Un secteur agricole en crise profonde
Le contexte reste particulièrement difficile pour l'agriculture française :
- Le nombre d'agriculteurs n'a cessé de baisser depuis dix ans
- Les tempêtes et crues récentes ont submergé de nombreuses cultures
- Trois hivers de suite, les agriculteurs ont manifesté avec leurs tracteurs
- La gestion de la dermatose bovine dans le Sud-Ouest a exacerbé les tensions en 2026
- Les inquiétudes sur l'accord UE-Mercosur persistent
- La balance commerciale agroalimentaire frôle le déficit
- Les aléas climatiques s'intensifient
Emmanuel Macron a toutefois affirmé samedi matin : "Par les choix sanitaires défendus par le gouvernement, on peut se féliciter d'être en train de gagner durablement le combat contre la dermatose". Aucun nouveau foyer ne s'est déclaré depuis le 2 janvier et des restrictions ont été levées dans le Sud-Ouest vendredi.
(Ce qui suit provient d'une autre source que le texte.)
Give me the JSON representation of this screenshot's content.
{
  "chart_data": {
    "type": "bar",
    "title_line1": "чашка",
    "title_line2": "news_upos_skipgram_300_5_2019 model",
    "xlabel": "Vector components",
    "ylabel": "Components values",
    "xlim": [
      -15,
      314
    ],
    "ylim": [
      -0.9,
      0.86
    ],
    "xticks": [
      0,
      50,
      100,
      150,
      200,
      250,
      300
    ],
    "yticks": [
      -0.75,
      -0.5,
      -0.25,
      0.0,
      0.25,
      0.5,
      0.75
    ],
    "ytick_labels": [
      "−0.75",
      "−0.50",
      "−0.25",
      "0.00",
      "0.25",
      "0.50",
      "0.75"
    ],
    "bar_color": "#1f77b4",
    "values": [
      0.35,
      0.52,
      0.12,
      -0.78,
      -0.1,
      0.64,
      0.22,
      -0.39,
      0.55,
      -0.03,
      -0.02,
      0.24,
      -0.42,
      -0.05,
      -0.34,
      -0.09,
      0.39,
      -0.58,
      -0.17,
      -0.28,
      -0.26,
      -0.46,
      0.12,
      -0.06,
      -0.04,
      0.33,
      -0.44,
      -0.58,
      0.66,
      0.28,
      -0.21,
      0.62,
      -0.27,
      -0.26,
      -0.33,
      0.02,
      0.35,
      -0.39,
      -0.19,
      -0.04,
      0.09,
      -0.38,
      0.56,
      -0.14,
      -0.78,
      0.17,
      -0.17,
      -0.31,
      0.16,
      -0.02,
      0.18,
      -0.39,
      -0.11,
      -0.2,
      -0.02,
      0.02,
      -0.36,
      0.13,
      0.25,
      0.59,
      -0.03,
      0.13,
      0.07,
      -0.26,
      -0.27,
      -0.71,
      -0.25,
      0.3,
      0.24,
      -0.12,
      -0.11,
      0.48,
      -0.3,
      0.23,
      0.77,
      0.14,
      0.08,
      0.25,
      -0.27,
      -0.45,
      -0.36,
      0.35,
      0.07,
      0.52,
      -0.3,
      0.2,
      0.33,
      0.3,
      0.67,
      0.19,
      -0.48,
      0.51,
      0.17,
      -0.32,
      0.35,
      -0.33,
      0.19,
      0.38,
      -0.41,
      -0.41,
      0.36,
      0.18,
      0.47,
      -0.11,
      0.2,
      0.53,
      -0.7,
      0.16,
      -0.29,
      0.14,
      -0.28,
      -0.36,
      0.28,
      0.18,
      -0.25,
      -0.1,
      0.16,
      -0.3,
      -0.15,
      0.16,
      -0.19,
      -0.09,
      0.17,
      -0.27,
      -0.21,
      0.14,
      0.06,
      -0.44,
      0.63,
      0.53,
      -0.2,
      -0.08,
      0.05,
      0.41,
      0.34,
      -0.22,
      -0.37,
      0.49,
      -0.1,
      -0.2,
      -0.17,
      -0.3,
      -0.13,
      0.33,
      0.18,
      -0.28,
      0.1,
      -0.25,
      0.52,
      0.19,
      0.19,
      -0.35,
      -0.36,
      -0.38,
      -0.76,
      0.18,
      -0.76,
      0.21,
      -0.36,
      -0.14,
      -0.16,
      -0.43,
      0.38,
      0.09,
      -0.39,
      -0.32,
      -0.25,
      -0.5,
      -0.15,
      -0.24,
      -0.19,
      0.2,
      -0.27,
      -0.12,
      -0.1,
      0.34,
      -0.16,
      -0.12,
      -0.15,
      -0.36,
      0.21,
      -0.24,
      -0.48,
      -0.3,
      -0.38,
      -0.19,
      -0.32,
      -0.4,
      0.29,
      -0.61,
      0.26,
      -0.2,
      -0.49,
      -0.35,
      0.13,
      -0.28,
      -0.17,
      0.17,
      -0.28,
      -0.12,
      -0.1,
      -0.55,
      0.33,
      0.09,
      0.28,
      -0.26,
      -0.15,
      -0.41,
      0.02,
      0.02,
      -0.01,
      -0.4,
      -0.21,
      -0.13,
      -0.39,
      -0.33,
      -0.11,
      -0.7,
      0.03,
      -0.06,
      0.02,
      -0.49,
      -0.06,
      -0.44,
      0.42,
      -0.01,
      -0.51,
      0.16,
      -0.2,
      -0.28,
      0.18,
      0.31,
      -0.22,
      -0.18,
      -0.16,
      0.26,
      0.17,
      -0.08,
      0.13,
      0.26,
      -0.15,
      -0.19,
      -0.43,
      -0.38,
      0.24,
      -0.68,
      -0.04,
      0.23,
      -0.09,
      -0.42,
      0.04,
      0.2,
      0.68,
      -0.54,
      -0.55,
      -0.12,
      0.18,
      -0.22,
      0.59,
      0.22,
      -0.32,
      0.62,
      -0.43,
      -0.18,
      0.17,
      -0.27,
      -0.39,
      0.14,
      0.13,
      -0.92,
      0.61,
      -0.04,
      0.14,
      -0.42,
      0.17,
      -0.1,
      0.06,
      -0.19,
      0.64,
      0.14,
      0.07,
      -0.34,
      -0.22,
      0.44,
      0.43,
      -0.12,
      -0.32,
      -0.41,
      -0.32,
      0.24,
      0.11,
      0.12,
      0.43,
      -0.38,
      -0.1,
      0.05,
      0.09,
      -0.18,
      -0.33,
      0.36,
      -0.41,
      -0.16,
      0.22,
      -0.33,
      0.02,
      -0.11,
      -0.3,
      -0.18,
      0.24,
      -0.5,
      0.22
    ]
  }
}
Une présence politique intense malgré les tensions
En amont de la présidentielle et surtout des élections municipales de mars, les personnalités politiques se succéderont jusqu'au dimanche 1er mars parmi les centaines de stands. Cette présence massive témoigne de l'importance symbolique et électorale du Salon de l'Agriculture, même si beaucoup d'agriculteurs n'ont "pas la tête à la fête" selon les observateurs.
Le salon s'ouvre donc dans un climat mitigé, entre volonté de dialogue présidentiel et profondes divisions syndicales, alors que le secteur agricole français fait face à des défis structurels majeurs qui nécessiteront des actions concrètes dans les mois à venir.